Friday, November 1, 2024

Featured image for Good Data

This book is a pushback against what seems to me to be the prevailing current viewpoint that our data is being stolen from us and misappropriated by companies for sale and profit at every opportunity. We generate vast quantities of data all the time and occasional misuse of it - eg the Cambridge Analytica scandal - or experiments with it that don’t quite pan out - eg Google Flu Trends - end up with us not wanting to share our data any more. The author’s arguing, partly, that a lot of what we’re protecting is not worth protecting but also that it should be used ethically and transparently.

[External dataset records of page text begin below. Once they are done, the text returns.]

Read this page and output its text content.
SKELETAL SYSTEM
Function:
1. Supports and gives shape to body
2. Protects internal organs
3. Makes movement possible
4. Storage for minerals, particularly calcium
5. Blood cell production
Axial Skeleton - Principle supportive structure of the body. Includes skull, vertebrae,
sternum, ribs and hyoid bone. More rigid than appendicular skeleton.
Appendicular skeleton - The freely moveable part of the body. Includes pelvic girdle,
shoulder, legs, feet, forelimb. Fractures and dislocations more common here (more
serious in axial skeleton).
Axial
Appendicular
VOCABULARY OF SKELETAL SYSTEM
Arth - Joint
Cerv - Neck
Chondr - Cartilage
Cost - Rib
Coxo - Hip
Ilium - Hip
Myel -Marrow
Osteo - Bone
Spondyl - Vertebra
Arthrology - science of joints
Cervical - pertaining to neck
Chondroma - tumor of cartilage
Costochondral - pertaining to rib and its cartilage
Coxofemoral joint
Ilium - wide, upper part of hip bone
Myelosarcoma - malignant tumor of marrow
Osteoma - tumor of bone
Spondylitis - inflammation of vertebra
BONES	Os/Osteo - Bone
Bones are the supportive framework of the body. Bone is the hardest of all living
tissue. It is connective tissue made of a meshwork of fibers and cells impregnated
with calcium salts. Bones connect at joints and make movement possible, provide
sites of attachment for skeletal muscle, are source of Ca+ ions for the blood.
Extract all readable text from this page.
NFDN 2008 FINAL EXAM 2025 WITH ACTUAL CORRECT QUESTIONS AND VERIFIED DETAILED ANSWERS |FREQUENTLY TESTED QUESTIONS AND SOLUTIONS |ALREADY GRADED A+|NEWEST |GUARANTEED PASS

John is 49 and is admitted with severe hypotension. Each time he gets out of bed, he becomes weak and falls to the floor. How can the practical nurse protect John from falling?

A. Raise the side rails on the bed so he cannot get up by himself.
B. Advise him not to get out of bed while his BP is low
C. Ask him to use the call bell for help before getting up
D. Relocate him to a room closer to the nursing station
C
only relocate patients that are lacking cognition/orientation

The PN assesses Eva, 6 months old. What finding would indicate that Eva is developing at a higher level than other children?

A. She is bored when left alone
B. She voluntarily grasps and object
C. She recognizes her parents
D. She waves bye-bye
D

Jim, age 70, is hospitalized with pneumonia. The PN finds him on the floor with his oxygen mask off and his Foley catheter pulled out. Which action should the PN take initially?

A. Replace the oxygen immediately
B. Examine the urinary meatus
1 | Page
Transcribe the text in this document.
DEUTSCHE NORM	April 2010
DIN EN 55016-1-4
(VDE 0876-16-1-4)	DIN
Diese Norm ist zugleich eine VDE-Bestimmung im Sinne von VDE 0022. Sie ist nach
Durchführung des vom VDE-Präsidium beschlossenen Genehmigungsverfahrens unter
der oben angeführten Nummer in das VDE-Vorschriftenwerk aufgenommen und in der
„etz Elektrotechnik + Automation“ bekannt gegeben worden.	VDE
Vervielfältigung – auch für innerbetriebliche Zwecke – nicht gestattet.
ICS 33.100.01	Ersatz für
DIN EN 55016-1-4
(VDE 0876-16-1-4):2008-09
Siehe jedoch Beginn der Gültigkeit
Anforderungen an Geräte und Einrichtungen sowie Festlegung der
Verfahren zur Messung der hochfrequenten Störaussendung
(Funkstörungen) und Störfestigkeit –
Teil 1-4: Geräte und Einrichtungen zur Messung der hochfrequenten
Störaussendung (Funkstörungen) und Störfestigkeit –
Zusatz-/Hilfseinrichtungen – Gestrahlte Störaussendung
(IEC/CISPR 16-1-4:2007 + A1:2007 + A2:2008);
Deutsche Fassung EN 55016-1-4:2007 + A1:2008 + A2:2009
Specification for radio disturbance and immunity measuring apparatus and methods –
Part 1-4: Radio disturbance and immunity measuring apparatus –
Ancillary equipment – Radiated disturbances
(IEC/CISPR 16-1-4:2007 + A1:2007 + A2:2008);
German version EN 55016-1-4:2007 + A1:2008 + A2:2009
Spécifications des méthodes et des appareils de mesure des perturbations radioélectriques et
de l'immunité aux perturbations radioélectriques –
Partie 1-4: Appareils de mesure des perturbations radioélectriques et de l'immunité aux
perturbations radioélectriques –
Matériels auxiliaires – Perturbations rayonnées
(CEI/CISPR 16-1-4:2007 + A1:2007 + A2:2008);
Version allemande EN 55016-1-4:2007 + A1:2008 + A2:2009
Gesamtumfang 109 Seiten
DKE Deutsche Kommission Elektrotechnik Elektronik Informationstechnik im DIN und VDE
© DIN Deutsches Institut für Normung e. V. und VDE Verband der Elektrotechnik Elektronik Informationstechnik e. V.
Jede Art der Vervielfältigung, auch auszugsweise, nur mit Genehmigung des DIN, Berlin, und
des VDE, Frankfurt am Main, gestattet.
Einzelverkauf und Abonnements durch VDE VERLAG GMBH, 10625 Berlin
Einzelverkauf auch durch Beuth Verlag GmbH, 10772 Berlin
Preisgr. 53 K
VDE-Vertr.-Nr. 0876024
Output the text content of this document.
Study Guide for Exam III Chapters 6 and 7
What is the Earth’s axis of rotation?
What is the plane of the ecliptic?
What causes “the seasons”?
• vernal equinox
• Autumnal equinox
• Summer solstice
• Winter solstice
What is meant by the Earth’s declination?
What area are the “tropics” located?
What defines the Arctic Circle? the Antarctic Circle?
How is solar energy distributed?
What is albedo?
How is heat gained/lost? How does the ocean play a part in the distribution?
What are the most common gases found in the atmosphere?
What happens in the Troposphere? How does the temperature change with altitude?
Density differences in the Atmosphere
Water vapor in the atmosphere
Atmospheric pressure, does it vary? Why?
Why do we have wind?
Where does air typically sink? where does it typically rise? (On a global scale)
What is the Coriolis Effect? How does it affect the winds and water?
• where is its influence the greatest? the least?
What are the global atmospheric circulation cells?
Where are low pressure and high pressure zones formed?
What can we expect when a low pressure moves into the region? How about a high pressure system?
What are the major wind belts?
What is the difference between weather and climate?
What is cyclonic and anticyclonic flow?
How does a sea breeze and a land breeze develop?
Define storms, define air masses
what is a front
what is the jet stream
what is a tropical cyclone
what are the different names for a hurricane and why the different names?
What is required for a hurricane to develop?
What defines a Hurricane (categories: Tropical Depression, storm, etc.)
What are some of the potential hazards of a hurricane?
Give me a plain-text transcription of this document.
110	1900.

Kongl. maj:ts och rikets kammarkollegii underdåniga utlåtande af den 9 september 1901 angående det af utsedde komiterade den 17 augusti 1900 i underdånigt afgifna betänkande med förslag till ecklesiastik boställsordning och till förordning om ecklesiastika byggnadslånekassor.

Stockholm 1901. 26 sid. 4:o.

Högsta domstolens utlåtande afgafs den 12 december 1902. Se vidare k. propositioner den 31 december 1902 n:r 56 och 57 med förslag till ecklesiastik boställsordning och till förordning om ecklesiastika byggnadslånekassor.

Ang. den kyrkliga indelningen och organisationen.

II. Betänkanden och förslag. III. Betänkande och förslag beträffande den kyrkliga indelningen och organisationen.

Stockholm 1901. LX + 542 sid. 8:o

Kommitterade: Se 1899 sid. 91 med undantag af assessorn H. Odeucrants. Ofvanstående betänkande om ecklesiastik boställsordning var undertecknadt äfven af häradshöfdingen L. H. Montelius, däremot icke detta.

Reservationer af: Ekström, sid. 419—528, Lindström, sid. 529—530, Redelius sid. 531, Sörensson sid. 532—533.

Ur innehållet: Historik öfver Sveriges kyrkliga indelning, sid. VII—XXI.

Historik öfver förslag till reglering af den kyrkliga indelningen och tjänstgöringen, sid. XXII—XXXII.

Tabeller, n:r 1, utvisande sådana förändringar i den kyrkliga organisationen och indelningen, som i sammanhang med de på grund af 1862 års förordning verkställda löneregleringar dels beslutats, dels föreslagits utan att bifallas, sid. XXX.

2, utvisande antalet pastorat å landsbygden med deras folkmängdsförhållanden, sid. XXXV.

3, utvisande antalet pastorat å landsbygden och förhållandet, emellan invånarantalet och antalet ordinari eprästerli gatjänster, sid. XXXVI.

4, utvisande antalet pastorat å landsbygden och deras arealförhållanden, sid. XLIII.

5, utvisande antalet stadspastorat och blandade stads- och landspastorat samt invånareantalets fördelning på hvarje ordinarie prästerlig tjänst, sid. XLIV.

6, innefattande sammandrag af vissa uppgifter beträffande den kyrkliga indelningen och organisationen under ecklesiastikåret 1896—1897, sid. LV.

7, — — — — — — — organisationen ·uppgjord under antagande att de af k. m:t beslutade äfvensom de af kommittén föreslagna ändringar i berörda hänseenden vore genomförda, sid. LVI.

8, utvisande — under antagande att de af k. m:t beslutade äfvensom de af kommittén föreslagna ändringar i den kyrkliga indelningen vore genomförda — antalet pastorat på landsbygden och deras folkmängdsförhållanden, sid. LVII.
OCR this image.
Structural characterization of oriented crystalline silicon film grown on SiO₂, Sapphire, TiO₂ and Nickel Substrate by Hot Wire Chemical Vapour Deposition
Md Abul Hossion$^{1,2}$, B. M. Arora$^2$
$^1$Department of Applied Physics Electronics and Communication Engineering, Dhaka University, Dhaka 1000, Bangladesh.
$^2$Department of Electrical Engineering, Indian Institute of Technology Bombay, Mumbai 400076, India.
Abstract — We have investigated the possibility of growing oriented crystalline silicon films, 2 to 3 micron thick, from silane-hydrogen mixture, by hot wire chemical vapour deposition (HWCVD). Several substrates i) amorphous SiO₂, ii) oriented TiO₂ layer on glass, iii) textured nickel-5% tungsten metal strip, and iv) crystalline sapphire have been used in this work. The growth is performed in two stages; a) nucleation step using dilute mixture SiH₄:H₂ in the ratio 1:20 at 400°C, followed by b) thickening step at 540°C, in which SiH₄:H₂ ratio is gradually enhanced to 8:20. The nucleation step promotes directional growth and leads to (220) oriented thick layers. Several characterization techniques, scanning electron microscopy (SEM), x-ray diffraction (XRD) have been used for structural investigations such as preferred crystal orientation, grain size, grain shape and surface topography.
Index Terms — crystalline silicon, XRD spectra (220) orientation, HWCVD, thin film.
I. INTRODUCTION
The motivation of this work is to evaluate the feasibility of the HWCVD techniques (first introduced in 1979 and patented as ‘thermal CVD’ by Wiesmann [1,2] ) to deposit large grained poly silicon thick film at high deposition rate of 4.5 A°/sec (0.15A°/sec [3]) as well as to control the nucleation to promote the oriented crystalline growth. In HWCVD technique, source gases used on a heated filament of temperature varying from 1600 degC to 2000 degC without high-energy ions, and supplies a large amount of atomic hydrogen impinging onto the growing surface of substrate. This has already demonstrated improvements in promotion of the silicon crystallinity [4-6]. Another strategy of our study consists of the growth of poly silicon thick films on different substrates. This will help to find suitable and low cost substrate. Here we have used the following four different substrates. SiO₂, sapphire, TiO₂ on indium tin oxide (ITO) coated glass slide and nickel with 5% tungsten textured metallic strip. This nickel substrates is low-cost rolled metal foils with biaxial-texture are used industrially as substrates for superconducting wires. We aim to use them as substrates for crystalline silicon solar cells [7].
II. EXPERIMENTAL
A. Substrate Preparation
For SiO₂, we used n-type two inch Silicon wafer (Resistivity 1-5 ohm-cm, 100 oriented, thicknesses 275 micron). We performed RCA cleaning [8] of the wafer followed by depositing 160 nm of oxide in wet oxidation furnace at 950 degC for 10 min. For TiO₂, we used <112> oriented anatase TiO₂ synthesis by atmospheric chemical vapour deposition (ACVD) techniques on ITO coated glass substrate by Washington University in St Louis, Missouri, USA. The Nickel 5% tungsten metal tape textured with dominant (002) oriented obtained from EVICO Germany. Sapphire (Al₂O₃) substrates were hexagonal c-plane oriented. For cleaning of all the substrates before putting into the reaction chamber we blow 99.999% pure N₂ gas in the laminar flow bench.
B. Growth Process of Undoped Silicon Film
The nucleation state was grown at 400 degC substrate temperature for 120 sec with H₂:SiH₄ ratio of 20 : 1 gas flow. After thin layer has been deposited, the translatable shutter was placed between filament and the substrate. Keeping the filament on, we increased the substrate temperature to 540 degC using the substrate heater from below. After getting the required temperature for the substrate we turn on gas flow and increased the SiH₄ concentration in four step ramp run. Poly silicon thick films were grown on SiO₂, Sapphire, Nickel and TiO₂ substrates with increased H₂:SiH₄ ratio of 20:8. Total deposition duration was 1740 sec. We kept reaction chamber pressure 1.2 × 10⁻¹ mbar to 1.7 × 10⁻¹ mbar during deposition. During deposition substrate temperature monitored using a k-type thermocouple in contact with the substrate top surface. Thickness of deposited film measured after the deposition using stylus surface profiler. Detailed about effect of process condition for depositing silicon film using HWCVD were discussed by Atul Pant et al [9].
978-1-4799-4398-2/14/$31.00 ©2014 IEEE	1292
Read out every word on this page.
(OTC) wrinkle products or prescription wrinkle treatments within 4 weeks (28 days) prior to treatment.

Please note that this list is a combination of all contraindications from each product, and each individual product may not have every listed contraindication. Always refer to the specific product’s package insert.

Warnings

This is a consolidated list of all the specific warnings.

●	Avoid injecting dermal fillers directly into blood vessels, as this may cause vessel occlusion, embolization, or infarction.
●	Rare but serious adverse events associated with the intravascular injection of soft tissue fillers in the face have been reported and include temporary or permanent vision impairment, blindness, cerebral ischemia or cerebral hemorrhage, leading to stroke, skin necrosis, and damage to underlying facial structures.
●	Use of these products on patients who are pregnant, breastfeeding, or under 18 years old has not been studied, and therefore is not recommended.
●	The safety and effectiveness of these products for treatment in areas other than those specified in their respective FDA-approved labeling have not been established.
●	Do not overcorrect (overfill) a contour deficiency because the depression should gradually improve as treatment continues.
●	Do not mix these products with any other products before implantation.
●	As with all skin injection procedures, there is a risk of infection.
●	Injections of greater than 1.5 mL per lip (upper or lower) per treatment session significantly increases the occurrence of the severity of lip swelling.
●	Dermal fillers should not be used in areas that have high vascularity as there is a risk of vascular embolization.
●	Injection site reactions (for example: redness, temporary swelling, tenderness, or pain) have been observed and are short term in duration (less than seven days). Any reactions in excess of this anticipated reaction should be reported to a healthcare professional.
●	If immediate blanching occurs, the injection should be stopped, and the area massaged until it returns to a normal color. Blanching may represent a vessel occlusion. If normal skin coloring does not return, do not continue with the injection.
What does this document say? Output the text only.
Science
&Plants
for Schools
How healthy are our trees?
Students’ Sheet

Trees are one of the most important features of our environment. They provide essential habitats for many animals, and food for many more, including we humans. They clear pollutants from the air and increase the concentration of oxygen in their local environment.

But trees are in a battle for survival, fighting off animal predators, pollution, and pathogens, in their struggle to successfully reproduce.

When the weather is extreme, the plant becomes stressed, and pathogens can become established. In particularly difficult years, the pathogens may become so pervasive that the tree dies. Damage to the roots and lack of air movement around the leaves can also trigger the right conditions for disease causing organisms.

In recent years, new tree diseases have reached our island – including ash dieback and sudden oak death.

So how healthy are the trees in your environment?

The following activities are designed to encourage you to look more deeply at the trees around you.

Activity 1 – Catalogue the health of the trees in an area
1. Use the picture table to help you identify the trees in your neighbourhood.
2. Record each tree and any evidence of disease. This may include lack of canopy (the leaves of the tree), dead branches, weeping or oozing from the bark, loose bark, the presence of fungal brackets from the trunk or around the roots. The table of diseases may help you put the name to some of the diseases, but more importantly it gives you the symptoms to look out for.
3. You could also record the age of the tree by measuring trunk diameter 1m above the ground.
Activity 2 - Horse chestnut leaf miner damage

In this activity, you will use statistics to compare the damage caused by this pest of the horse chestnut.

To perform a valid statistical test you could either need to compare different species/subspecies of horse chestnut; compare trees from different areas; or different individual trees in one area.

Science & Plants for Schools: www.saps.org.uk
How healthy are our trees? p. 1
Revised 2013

These days I use a search engine that keeps my search terms private because I don’t fancy anyone else looking through the random stream of consciousness that I type into it each day and I think it’d be pretty easy to identity me if you had that stream even though I don’t think it’s at all likely any one would ever even try. I do think there’s a use for the consolidated data of all our search terms though and I agree with the author that it’s a pity that the tools for doing good stuff with that have been lost as a result of misuse and misunderstandings. The fact is I don’t trust a company who collect that data to do the good stuff and not the creepy stuff and I’m not alone in that. And online advertising too: I quite like the way the advertisers know to advertise stuff that people-like-me like to me so that I find cool stuff I might enjoy popping up rather than endless tediously generic adverts such as I get if I watch broadcast tv. But I don’t want that power used to enure me to extremist politics for example. It’s easy to press ‘please don’t track me’ these days but hard to know when you wouldn’t actually mind it and when you’re being tracked anyhow no matter what you say.

As I was reading I kept remembering the big data project of Ben Goldacre’s that I was reading about a few years ago. His idea - as I remember it - was to share all our NHS health data with researchers in safe and traceable ways and I thought the idea to get all this data to researchers to improve our health with vast quantities of evidence was a great idea. However I remember at that time that there being a backlash of people not wanting their health data shared because they felt it was an invasion of privacy and I felt that there was a general failure of communication over how useful large quantities of data can be. (OpenSafely is, I think, the project I was reading about before.)

It’s a well written and very readable book; and that I remember more about my own trains of thought I went off on while reading it than the actual content of the book is a product of the fact that it made me think.